Considérant le fait que c’est une somme de personnes qui ont été gênées dans la jouissance du bien, il m’apparaît qu’il ne s’agit plus d’une perte de jouissance qu’on peut considérer comme étant plus que négligeable [8]. Si c’est plutôt le restaurateur qui est désigné comme plaignant, prétendre que la perte de jouissance était plus que négligeable devra tenir compte qu’il s’agissait d’un samedi soir avec grande affluence de clients ayant déboursés de sommes importantes et s’attendant à un service impeccable [9].

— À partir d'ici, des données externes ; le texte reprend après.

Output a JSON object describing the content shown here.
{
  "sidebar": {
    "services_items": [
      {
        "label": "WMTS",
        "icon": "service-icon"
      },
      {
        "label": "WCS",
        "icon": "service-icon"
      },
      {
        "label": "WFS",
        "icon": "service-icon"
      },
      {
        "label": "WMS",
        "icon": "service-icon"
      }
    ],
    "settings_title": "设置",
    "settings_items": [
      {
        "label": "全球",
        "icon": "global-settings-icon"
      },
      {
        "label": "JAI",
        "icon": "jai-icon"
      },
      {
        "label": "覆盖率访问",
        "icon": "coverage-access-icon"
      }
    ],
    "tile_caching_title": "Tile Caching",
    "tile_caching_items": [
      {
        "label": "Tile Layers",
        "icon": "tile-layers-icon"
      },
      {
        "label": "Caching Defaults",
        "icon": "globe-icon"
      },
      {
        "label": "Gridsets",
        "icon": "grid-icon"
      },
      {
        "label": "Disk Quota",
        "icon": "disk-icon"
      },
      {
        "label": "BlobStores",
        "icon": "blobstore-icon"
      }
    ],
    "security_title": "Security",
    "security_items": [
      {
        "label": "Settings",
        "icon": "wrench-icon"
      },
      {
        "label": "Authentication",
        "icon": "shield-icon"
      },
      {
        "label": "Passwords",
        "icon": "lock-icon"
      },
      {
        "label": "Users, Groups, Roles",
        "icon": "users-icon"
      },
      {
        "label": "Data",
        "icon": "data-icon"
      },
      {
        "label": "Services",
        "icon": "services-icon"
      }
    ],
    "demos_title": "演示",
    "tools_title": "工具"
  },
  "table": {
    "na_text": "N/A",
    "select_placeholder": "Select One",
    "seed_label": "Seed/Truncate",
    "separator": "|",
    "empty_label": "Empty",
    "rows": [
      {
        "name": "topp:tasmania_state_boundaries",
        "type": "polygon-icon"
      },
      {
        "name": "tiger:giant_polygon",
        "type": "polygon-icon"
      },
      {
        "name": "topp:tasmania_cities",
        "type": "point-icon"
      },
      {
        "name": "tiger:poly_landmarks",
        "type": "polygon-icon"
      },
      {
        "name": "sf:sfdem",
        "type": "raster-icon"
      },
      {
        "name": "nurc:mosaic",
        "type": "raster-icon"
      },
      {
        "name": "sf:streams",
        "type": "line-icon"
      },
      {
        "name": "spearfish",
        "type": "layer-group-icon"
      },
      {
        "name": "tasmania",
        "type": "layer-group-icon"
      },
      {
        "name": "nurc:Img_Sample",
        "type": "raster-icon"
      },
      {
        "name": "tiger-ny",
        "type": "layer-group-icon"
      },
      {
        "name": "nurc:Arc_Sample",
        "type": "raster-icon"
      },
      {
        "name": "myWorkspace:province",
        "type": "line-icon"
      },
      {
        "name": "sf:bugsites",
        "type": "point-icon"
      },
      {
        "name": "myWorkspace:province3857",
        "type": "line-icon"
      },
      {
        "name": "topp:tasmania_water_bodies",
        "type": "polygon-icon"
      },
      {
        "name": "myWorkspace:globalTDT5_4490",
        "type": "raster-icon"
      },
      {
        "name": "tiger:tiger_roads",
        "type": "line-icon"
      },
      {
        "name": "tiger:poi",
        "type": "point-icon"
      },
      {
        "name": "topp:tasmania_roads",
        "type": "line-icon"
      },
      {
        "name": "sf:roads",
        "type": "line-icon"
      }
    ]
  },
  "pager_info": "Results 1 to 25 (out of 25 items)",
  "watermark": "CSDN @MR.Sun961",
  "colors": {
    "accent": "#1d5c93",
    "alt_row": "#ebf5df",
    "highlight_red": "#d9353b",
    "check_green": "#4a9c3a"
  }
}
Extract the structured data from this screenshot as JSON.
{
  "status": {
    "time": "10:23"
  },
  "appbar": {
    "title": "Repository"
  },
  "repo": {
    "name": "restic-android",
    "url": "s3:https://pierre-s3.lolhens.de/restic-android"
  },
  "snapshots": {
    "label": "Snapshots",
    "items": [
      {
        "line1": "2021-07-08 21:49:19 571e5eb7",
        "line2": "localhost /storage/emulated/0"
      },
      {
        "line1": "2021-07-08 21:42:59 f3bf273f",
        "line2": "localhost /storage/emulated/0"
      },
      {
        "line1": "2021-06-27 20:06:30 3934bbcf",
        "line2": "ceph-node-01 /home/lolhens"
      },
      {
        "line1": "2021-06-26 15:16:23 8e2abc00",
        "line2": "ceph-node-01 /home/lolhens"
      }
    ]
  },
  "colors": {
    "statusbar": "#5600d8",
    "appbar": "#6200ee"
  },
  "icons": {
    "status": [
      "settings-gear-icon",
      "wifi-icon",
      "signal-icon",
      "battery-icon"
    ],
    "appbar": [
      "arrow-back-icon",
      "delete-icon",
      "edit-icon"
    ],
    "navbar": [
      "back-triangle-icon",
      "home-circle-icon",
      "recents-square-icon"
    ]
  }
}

Bref, selon nous, l’actus reus est consommé. Quant à la mens rea, il n’y a pas de doute que les manifestants ont commis les gestes dans l’intention d’interrompre ou de gêner les clients ou le restaurateur de la jouissance ou de l’exploitation d’un bien. Bien que l’on puisse présumer que leur intention était également – voire davantage – de sensibiliser la population à la question de la libération animale, il n’y a pas de doute qu’ils souhaitaient, ou au minimum, étaient insouciants à l’égard du fait qu’ils causaient un des actes prohibés à l’article 430(1) C.cr.

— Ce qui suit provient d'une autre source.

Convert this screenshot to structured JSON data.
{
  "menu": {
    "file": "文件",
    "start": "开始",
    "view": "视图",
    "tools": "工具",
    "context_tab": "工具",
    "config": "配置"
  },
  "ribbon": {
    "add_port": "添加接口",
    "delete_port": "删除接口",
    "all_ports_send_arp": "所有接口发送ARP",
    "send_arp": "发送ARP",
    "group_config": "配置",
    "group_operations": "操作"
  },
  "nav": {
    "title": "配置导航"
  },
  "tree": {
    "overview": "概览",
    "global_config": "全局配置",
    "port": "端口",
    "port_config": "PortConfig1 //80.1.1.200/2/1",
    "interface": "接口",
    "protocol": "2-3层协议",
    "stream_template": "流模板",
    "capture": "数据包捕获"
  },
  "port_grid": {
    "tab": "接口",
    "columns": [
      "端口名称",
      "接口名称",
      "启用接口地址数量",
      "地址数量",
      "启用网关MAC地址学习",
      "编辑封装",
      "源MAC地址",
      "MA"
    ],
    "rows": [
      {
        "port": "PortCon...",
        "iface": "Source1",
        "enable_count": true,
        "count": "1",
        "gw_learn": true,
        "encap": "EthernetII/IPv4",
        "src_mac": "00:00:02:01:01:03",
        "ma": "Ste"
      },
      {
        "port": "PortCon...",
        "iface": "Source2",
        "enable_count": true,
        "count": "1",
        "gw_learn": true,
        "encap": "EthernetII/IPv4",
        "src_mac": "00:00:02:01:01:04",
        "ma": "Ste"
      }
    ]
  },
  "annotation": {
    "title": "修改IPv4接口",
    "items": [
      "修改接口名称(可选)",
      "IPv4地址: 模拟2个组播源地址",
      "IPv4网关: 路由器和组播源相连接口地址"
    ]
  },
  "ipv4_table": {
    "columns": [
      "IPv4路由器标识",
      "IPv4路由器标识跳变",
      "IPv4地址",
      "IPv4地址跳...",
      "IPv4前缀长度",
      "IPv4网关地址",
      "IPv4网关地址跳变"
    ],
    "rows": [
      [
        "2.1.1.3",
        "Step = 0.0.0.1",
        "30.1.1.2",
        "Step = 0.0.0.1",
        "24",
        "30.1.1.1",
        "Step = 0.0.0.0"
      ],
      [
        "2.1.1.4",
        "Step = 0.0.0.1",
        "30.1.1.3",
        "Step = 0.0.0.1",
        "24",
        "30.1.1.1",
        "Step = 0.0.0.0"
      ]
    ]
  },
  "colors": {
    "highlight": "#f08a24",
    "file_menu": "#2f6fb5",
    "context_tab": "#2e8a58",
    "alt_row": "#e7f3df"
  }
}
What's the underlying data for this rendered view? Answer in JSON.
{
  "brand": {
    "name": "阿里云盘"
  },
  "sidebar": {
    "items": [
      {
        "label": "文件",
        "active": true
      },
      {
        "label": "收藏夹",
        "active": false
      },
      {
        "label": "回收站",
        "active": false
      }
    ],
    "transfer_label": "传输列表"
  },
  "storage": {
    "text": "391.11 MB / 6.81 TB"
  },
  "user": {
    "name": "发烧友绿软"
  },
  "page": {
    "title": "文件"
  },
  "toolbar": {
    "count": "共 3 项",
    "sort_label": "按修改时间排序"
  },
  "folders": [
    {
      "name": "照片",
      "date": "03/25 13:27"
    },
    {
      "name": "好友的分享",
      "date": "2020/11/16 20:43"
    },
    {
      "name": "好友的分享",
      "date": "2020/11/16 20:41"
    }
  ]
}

Finalement, nous tenons à ajouter que les accusés ne pourraient certainement pas s’exonérer de leur responsabilité criminelle en plaidant qu’ils estimaient, subjectivement, que les plaignants ne jouissaient ou n’exploitaient pas légitimement un bien. Le sens du mot « légitime » prévu à l’article 430 C.cr. doit être interprété littéralement, c’est-à-dire comme faisant référence au droit légal ou non de jouir de ou d’exploiter le bien en question. Ce n’est pas parce qu’un individu croit fermement que l’exploitation ou la jouissance d’un bien en question est moralement illégitime qu’il peut, à sa guise, imposer sa façon de penser et empêcher une autre personne de faire quelque chose qu’il est légalement en droit de faire [10].

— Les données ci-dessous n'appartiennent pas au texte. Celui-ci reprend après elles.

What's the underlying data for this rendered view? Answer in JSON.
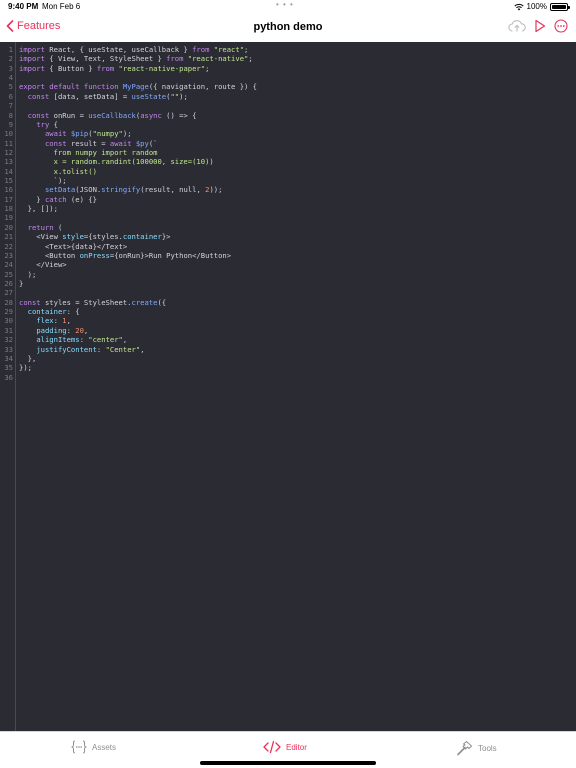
{
  "status_bar": {
    "time": "9:40 PM",
    "date": "Mon Feb 6",
    "battery": "100%"
  },
  "nav": {
    "back_label": "Features",
    "title": "python demo",
    "accent_color": "#e8315b",
    "actions": [
      "cloud-upload-icon",
      "play-icon",
      "more-icon"
    ]
  },
  "editor": {
    "background": "#2b2b33",
    "lines": [
      [
        [
          "kw",
          "import"
        ],
        [
          "pl",
          " React, { useState, useCallback } "
        ],
        [
          "kw",
          "from"
        ],
        [
          "str",
          " \"react\""
        ],
        [
          "pl",
          ";"
        ]
      ],
      [
        [
          "kw",
          "import"
        ],
        [
          "pl",
          " { View, Text, StyleSheet } "
        ],
        [
          "kw",
          "from"
        ],
        [
          "str",
          " \"react-native\""
        ],
        [
          "pl",
          ";"
        ]
      ],
      [
        [
          "kw",
          "import"
        ],
        [
          "pl",
          " { Button } "
        ],
        [
          "kw",
          "from"
        ],
        [
          "str",
          " \"react-native-paper\""
        ],
        [
          "pl",
          ";"
        ]
      ],
      [],
      [
        [
          "kw",
          "export default function"
        ],
        [
          "fn",
          " MyPage"
        ],
        [
          "pl",
          "({ navigation, route }) {"
        ]
      ],
      [
        [
          "pl",
          "  "
        ],
        [
          "kw",
          "const"
        ],
        [
          "pl",
          " [data, setData] = "
        ],
        [
          "fn",
          "useState"
        ],
        [
          "pl",
          "("
        ],
        [
          "str",
          "\"\""
        ],
        [
          "pl",
          ");"
        ]
      ],
      [],
      [
        [
          "pl",
          "  "
        ],
        [
          "kw",
          "const"
        ],
        [
          "pl",
          " onRun = "
        ],
        [
          "fn",
          "useCallback"
        ],
        [
          "pl",
          "("
        ],
        [
          "kw",
          "async"
        ],
        [
          "pl",
          " () => {"
        ]
      ],
      [
        [
          "pl",
          "    "
        ],
        [
          "kw",
          "try"
        ],
        [
          "pl",
          " {"
        ]
      ],
      [
        [
          "pl",
          "      "
        ],
        [
          "kw",
          "await"
        ],
        [
          "fn",
          " $pip"
        ],
        [
          "pl",
          "("
        ],
        [
          "str",
          "\"numpy\""
        ],
        [
          "pl",
          ");"
        ]
      ],
      [
        [
          "pl",
          "      "
        ],
        [
          "kw",
          "const"
        ],
        [
          "pl",
          " result = "
        ],
        [
          "kw",
          "await"
        ],
        [
          "fn",
          " $py"
        ],
        [
          "pl",
          "(`"
        ]
      ],
      [
        [
          "str",
          "        from numpy import random"
        ]
      ],
      [
        [
          "str",
          "        x = random.randint(100000, size=(10))"
        ]
      ],
      [
        [
          "str",
          "        x.tolist()"
        ]
      ],
      [
        [
          "str",
          "        `"
        ],
        [
          "pl",
          ");"
        ]
      ],
      [
        [
          "pl",
          "      "
        ],
        [
          "fn",
          "setData"
        ],
        [
          "pl",
          "(JSON."
        ],
        [
          "fn",
          "stringify"
        ],
        [
          "pl",
          "(result, null, "
        ],
        [
          "num",
          "2"
        ],
        [
          "pl",
          "));"
        ]
      ],
      [
        [
          "pl",
          "    } "
        ],
        [
          "kw",
          "catch"
        ],
        [
          "pl",
          " (e) {}"
        ]
      ],
      [
        [
          "pl",
          "  }, []);"
        ]
      ],
      [],
      [
        [
          "pl",
          "  "
        ],
        [
          "kw",
          "return"
        ],
        [
          "pl",
          " ("
        ]
      ],
      [
        [
          "pl",
          "    <View "
        ],
        [
          "at",
          "style"
        ],
        [
          "pl",
          "={styles."
        ],
        [
          "at",
          "container"
        ],
        [
          "pl",
          "}>"
        ]
      ],
      [
        [
          "pl",
          "      <Text>{data}</Text>"
        ]
      ],
      [
        [
          "pl",
          "      <Button "
        ],
        [
          "at",
          "onPress"
        ],
        [
          "pl",
          "={onRun}>Run Python</Button>"
        ]
      ],
      [
        [
          "pl",
          "    </View>"
        ]
      ],
      [
        [
          "pl",
          "  );"
        ]
      ],
      [
        [
          "pl",
          "}"
        ]
      ],
      [],
      [
        [
          "kw",
          "const"
        ],
        [
          "pl",
          " styles = StyleSheet."
        ],
        [
          "fn",
          "create"
        ],
        [
          "pl",
          "({"
        ]
      ],
      [
        [
          "pl",
          "  "
        ],
        [
          "at",
          "container"
        ],
        [
          "pl",
          ": {"
        ]
      ],
      [
        [
          "pl",
          "    "
        ],
        [
          "at",
          "flex"
        ],
        [
          "pl",
          ": "
        ],
        [
          "num",
          "1"
        ],
        [
          "pl",
          ","
        ]
      ],
      [
        [
          "pl",
          "    "
        ],
        [
          "at",
          "padding"
        ],
        [
          "pl",
          ": "
        ],
        [
          "num",
          "20"
        ],
        [
          "pl",
          ","
        ]
      ],
      [
        [
          "pl",
          "    "
        ],
        [
          "at",
          "alignItems"
        ],
        [
          "pl",
          ": "
        ],
        [
          "str",
          "\"center\""
        ],
        [
          "pl",
          ","
        ]
      ],
      [
        [
          "pl",
          "    "
        ],
        [
          "at",
          "justifyContent"
        ],
        [
          "pl",
          ": "
        ],
        [
          "str",
          "\"Center\""
        ],
        [
          "pl",
          ","
        ]
      ],
      [
        [
          "pl",
          "  },"
        ]
      ],
      [
        [
          "pl",
          "});"
        ]
      ],
      []
    ]
  },
  "tab_bar": {
    "tabs": [
      {
        "label": "Assets",
        "icon": "braces-icon",
        "active": false
      },
      {
        "label": "Editor",
        "icon": "code-icon",
        "active": true
      },
      {
        "label": "Tools",
        "icon": "hammer-icon",
        "active": false
      }
    ]
  }
}
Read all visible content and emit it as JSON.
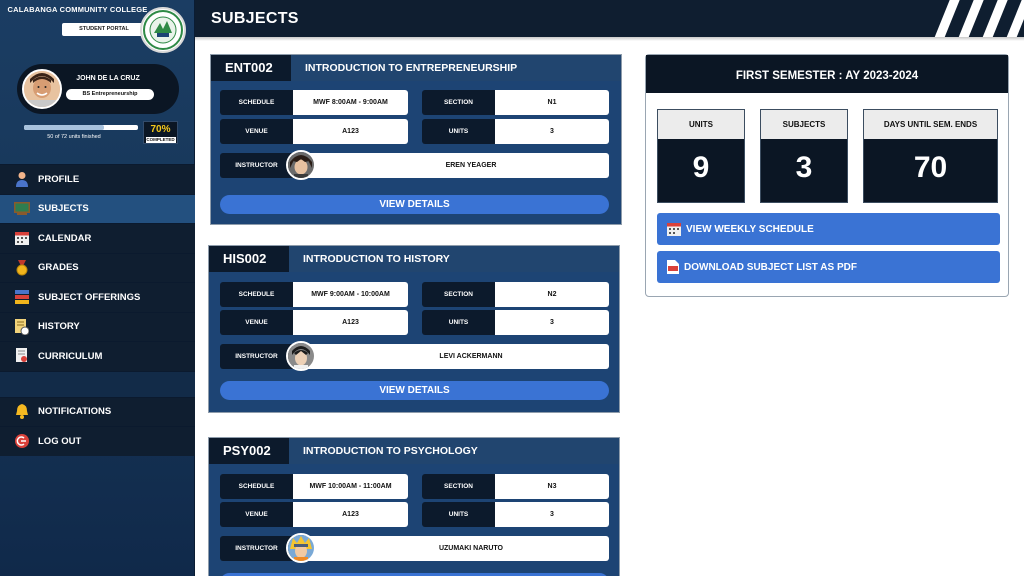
{
  "sidebar": {
    "college_name": "CALABANGA COMMUNITY COLLEGE",
    "portal_label": "STUDENT PORTAL",
    "user": {
      "name": "JOHN DE LA CRUZ",
      "course": "BS Entrepreneurship"
    },
    "progress": {
      "text": "50 of 72 units finished",
      "percent": "70%",
      "percent_fraction": 0.7,
      "completed_label": "COMPLETED"
    },
    "nav": [
      {
        "label": "PROFILE",
        "icon": "user-icon"
      },
      {
        "label": "SUBJECTS",
        "icon": "chalkboard-icon",
        "active": true
      },
      {
        "label": "CALENDAR",
        "icon": "calendar-icon"
      },
      {
        "label": "GRADES",
        "icon": "medal-icon"
      },
      {
        "label": "SUBJECT OFFERINGS",
        "icon": "books-icon"
      },
      {
        "label": "HISTORY",
        "icon": "document-history-icon"
      },
      {
        "label": "CURRICULUM",
        "icon": "certificate-icon"
      }
    ],
    "nav_bottom": [
      {
        "label": "NOTIFICATIONS",
        "icon": "bell-icon"
      },
      {
        "label": "LOG OUT",
        "icon": "logout-icon"
      }
    ]
  },
  "header": {
    "title": "SUBJECTS"
  },
  "labels": {
    "schedule": "SCHEDULE",
    "section": "SECTION",
    "venue": "VENUE",
    "units": "UNITS",
    "instructor": "INSTRUCTOR",
    "view_details": "VIEW DETAILS"
  },
  "subjects": [
    {
      "code": "ENT002",
      "title": "INTRODUCTION TO ENTREPRENEURSHIP",
      "schedule": "MWF 8:00AM - 9:00AM",
      "section": "N1",
      "venue": "A123",
      "units": "3",
      "instructor": "EREN YEAGER"
    },
    {
      "code": "HIS002",
      "title": "INTRODUCTION TO HISTORY",
      "schedule": "MWF 9:00AM - 10:00AM",
      "section": "N2",
      "venue": "A123",
      "units": "3",
      "instructor": "LEVI ACKERMANN"
    },
    {
      "code": "PSY002",
      "title": "INTRODUCTION TO PSYCHOLOGY",
      "schedule": "MWF 10:00AM - 11:00AM",
      "section": "N3",
      "venue": "A123",
      "units": "3",
      "instructor": "UZUMAKI NARUTO"
    }
  ],
  "semester": {
    "title": "FIRST SEMESTER : AY 2023-2024",
    "stats": [
      {
        "label": "UNITS",
        "value": "9"
      },
      {
        "label": "SUBJECTS",
        "value": "3"
      },
      {
        "label": "DAYS UNTIL SEM. ENDS",
        "value": "70"
      }
    ],
    "buttons": {
      "weekly": "VIEW WEEKLY SCHEDULE",
      "download": "DOWNLOAD SUBJECT LIST AS PDF"
    }
  },
  "colors": {
    "accent_button": "#3a73d4",
    "sidebar": "#163556",
    "dark_navy": "#0b1624",
    "percent_yellow": "#f5c81a"
  }
}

En conclusion, nous sommes confiants que si une poursuite était engagée contre les individus qui ont manifesté au restaurant Joe Beef en janvier dernier et que les faits retenus par le tribunal étaient ceux relatés par les médias, les éléments essentiels de l’infraction de méfait seraient prouvés hors de tout doute raisonnable.

Cela étant, ce n’est pas parce qu’une poursuite peut être intentée avec une chance raisonnable de succès qu’il est opportun qu’elle le soit. Les procureurs peuvent en effet décider ne pas poursuivre s’il appert qu’il n’est pas dans l’intérêt public d’intenter une poursuite. Pour en décider, plusieurs facteurs sont pris en compte par la/le procureur, incluant par exemple le caractère technique de l’infraction, sa nature, sa gravité ou sa durée [11]. Ainsi, même si la preuve est accablante, il sera par exemple bien moins opportun de poursuivre un jeune de 19 ans ayant volé un sac de chips qu’un fonctionnaire public ayant frustré le public de sommes importantes pendant une dizaine d’années en abusant de la confiance qu’on lui portait.

Dans le cas qui nous occupe, nous ne nous prononcerons pas sur la question de l’opportunité de poursuivre vu la contemporanéité des incidents et le privilège que détiennent les autorités publiques appropriées sur cette question. L’objectif de ce texte était simplement de réfléchir à la nature criminelle ou non de certains gestes qui peut-être auront tendance à s’intensifier dans un contexte de radicalisation du militantisme végane.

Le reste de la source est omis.